Peut-être est-ce là, messieurs, vous que je veux croire très nombreux à souhaiter améliorer le sort des femmes qui vous entourent, ce qu’en définitive vous pouvez faire : non seulement comprendre la nécessité pour nous de vrais outils de défense légale, mais surtout ouvrir les yeux et les oreilles à tout ce qui, tous les jours, la confirme ; ce filet dans lequel le seul fait d’être femme nous condamne à nous débattre, tissé d’une déconsidération parfois très subtile, de craintes permanentes et trop souvent justifiées, du désespoir claustrophobe des murs et plafonds de verre, de devoirs contradictoires et de droits au rabais. Ce fait encore indéniable malgré tous les progrès accomplis : que du jour de notre naissance à celui de notre mort nous sommes présupposées être l’objet de votre pouvoir (et que vous, aimable lecteur, ne partagiez pas cette idée n’y change hélas rien pour l'instant).
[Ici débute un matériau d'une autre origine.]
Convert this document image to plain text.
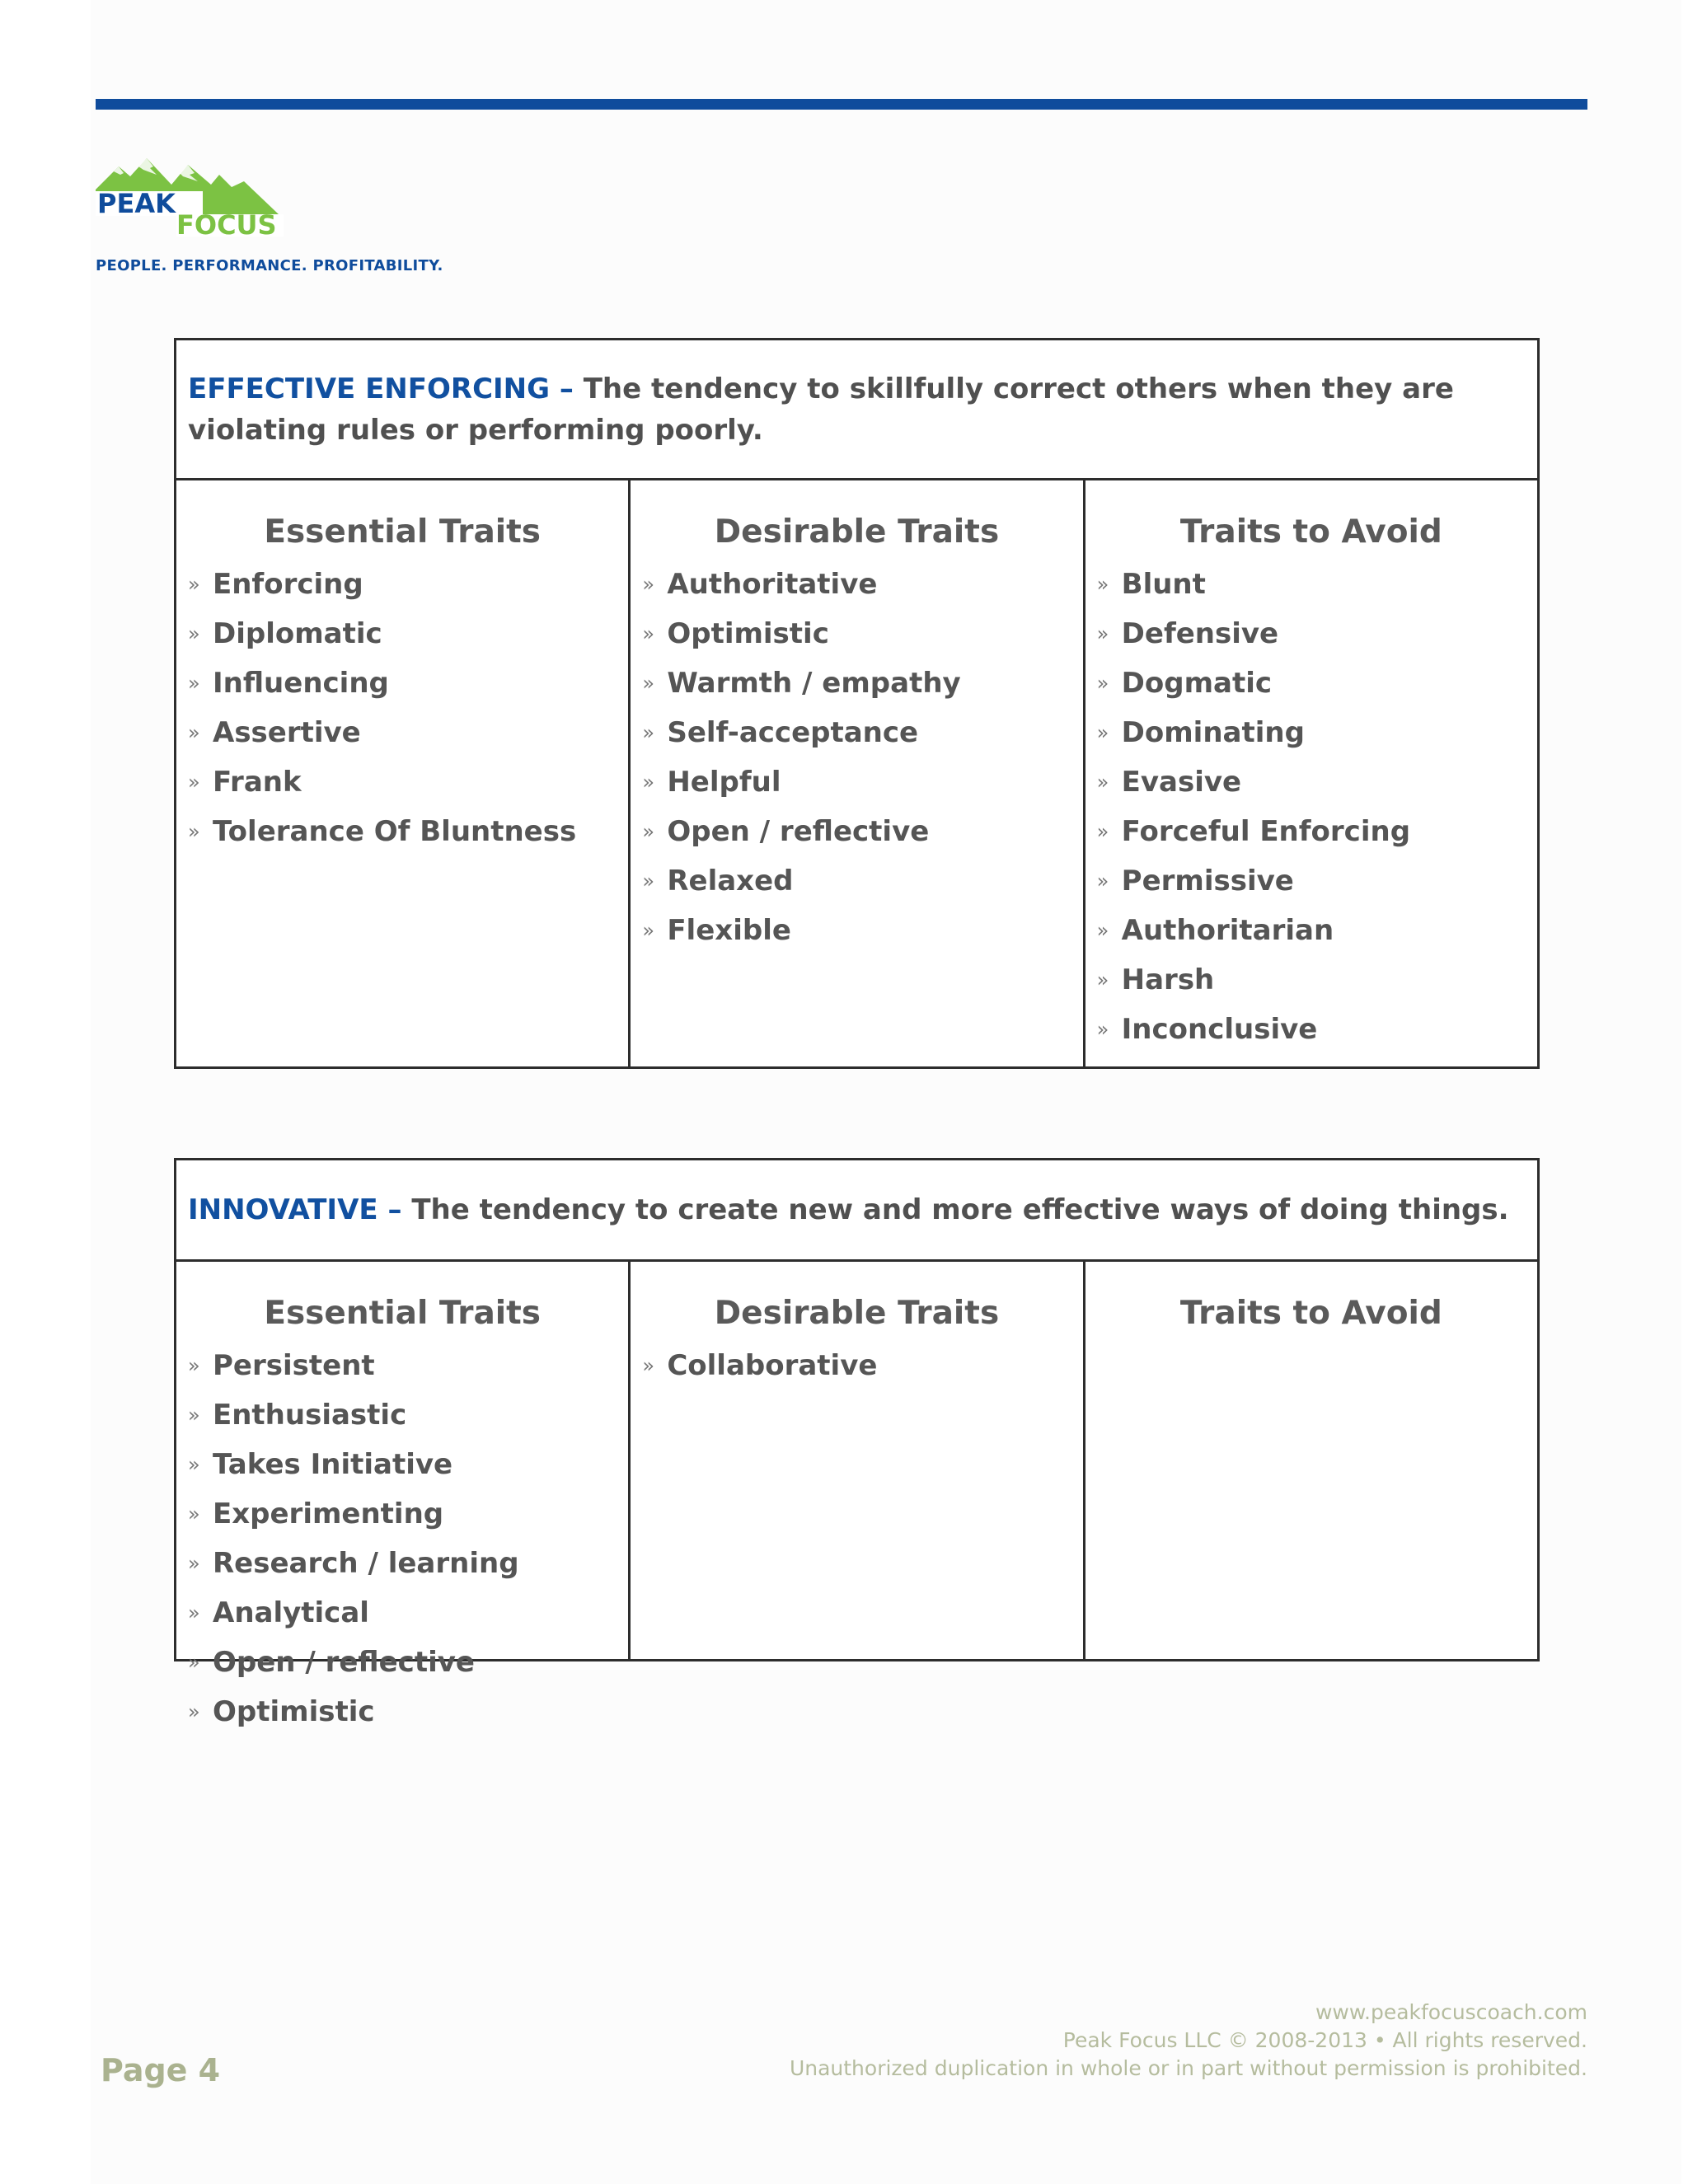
PEAK
FOCUS
PEOPLE. PERFORMANCE. PROFITABILITY.
EFFECTIVE ENFORCING – The tendency to skillfully correct others when they are violating rules or performing poorly.
Essential Traits
» Enforcing
» Diplomatic
» Influencing
» Assertive
» Frank
» Tolerance Of Bluntness
Desirable Traits
» Authoritative
» Optimistic
» Warmth / empathy
» Self-acceptance
» Helpful
» Open / reflective
» Relaxed
» Flexible
Traits to Avoid
» Blunt
» Defensive
» Dogmatic
» Dominating
» Evasive
» Forceful Enforcing
» Permissive
» Authoritarian
» Harsh
» Inconclusive
INNOVATIVE – The tendency to create new and more effective ways of doing things.
Essential Traits
» Persistent
» Enthusiastic
» Takes Initiative
» Experimenting
» Research / learning
» Analytical
» Open / reflective
» Optimistic
Desirable Traits
» Collaborative
Traits to Avoid
Page 4
www.peakfocuscoach.com
Peak Focus LLC © 2008-2013 • All rights reserved.
Unauthorized duplication in whole or in part without permission is prohibited.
Croyez-nous, nous ne demandons pas mieux que de plaisanter avec vous ; essayez seulement de mesurer à quel point il nous est difficile, dans ce monde tel qu’il est, d’être sûres que la plaisanterie en est bien une ; essayez seulement de comprendre qu’on ne peut véritablement plaisanter qu’avec quelqu’un dont on sait qu'à la prochaine discussion sérieuse il entendra et écoutera notre voix, à égalité avec la sienne. C’est parfois le cas, et je suis la première à le savourer. Mais ce n’est pas, loin de là, notre quotidien. 



(1) Merci au Canard Enchaîné de m’avoir remémoré ce terme si approprié dans son édito de mercredi dernier. 
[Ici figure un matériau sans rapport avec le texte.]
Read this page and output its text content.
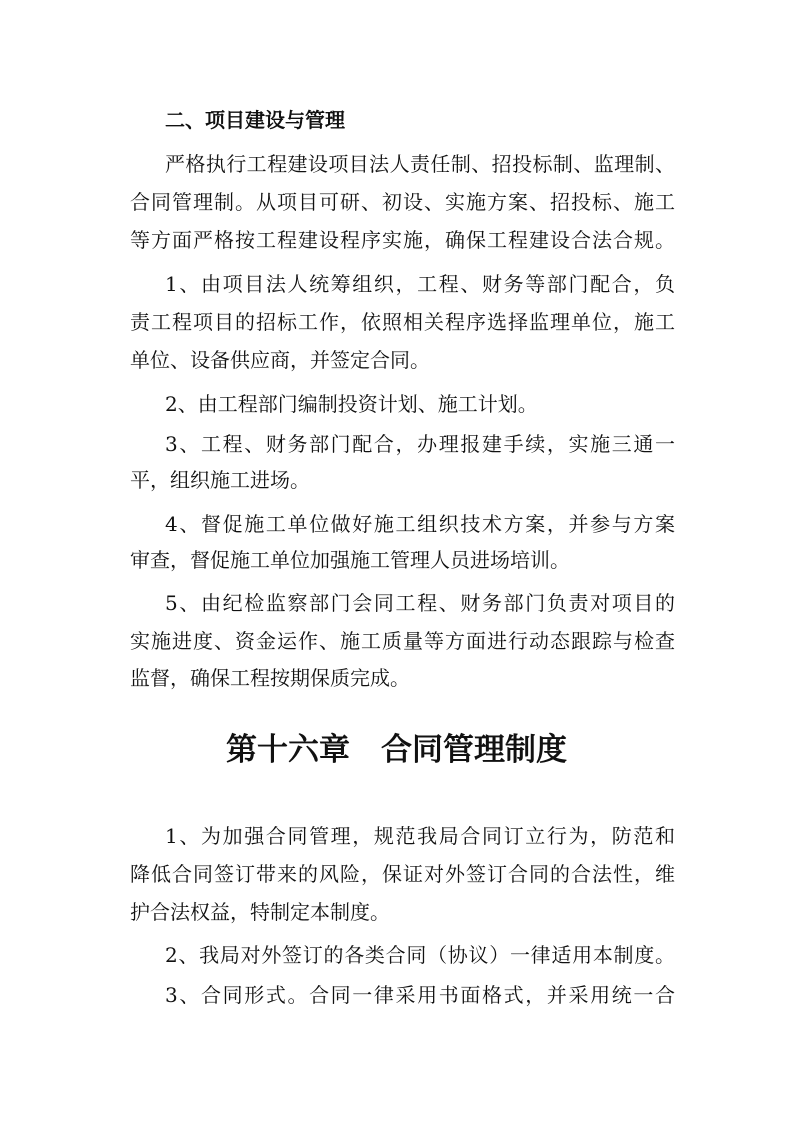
二、项目建设与管理
严格执行工程建设项目法人责任制、招投标制、监理制、
合同管理制。从项目可研、初设、实施方案、招投标、施工
等方面严格按工程建设程序实施，确保工程建设合法合规。
1、由项目法人统筹组织，工程、财务等部门配合，负
责工程项目的招标工作，依照相关程序选择监理单位，施工
单位、设备供应商，并签定合同。
2、由工程部门编制投资计划、施工计划。
3、工程、财务部门配合，办理报建手续，实施三通一
平，组织施工进场。
4、督促施工单位做好施工组织技术方案，并参与方案
审查，督促施工单位加强施工管理人员进场培训。
5、由纪检监察部门会同工程、财务部门负责对项目的
实施进度、资金运作、施工质量等方面进行动态跟踪与检查
监督，确保工程按期保质完成。
第十六章　合同管理制度
1、为加强合同管理，规范我局合同订立行为，防范和
降低合同签订带来的风险，保证对外签订合同的合法性，维
护合法权益，特制定本制度。
2、我局对外签订的各类合同（协议）一律适用本制度。
3、合同形式。合同一律采用书面格式，并采用统一合
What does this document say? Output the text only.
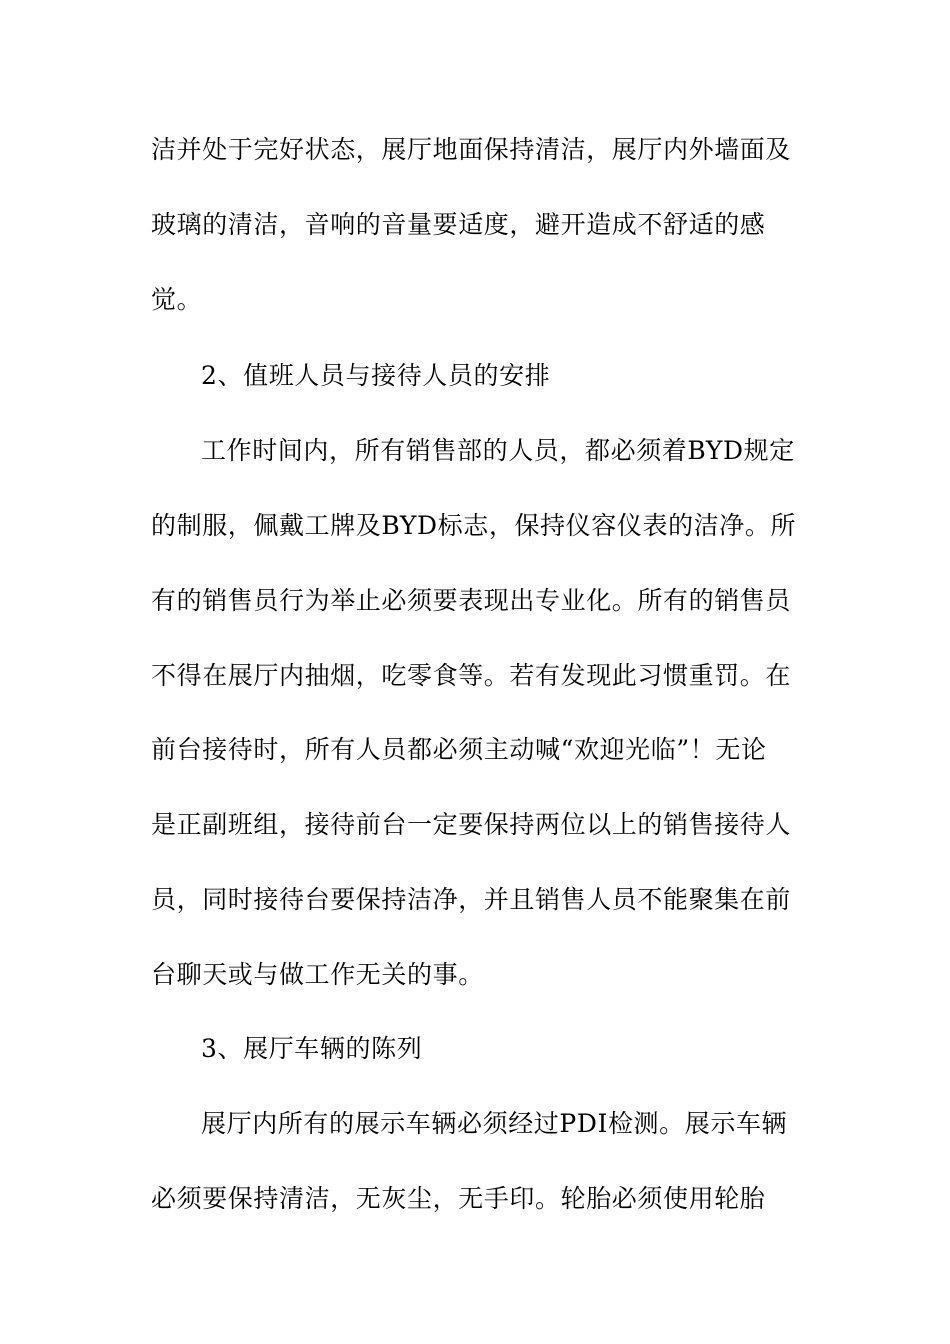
洁并处于完好状态，展厅地面保持清洁，展厅内外墙面及
玻璃的清洁，音响的音量要适度，避开造成不舒适的感
觉。
2、值班人员与接待人员的安排
工作时间内，所有销售部的人员，都必须着BYD规定
的制服，佩戴工牌及BYD标志，保持仪容仪表的洁净。所
有的销售员行为举止必须要表现出专业化。所有的销售员
不得在展厅内抽烟，吃零食等。若有发现此习惯重罚。在
前台接待时，所有人员都必须主动喊“欢迎光临”！无论
是正副班组，接待前台一定要保持两位以上的销售接待人
员，同时接待台要保持洁净，并且销售人员不能聚集在前
台聊天或与做工作无关的事。
3、展厅车辆的陈列
展厅内所有的展示车辆必须经过PDI检测。展示车辆
必须要保持清洁，无灰尘，无手印。轮胎必须使用轮胎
(2) L’autre jour encore, j’entendais parler un écrivain-voyageur dont le principe est qu’il vient loger chez les gens… Et j’avais un pincement familier au cœur. Ce n’est pas qu’il soit absolument impossible à une femme seule de voyager ainsi ; c’est que, même si elle l’ose, même si elle a une telle baraka et/ou un tel talent de psychologue qu’il ne lui arrive jamais rien, elle ne pourra jamais faire le même voyage que si elle était un homme : elle ne passera pas inaperçue, elle devra toujours expliquer, démontrer les raisons et la légitimité de sa présence. C’est la raison principale pour laquelle j’ai pour l'instant renoncé au fantasme de voyage au long cours : pas envie de faire le tour du monde des mille et une façons d’être un humain de second ordre. (On verra plus tard, quand l’âge m’aura rendue invisible ? Quel triste calcul…)

(3) Je dois préciser, au crédit de mes collègues, qu’ils sont très nombreux à me proposer de quitter la pièce ou de me réserver une loge. C’est moi qui, habituée des coulisses surpeuplées et des plages relax, ne vois généralement aucun problème à me changer à peu près n’importe où, du moment que je sais ne déranger ni ne titiller qui que ce soit ; plus jeune, je n’y pensais même pas, et à France 3 Ouest, où nous ne disposions d’aucune loge et où j’arrivais directement de l’adolescence et du théâtre amateur, je me souviens m’être changée sans la moindre vergogne sous le nez de collègues dont je n’ai compris que bien plus tard l’embarras…) 

(4) Je reconnais n’avoir pas la moindre idée de l’avis d’Eric Zemmour sur le débat en cours ; je sais seulement qu’il a, par le passé, proféré de telles insanités sur la « crise de la virilité » qu’il mérite sa place dans cette phrase.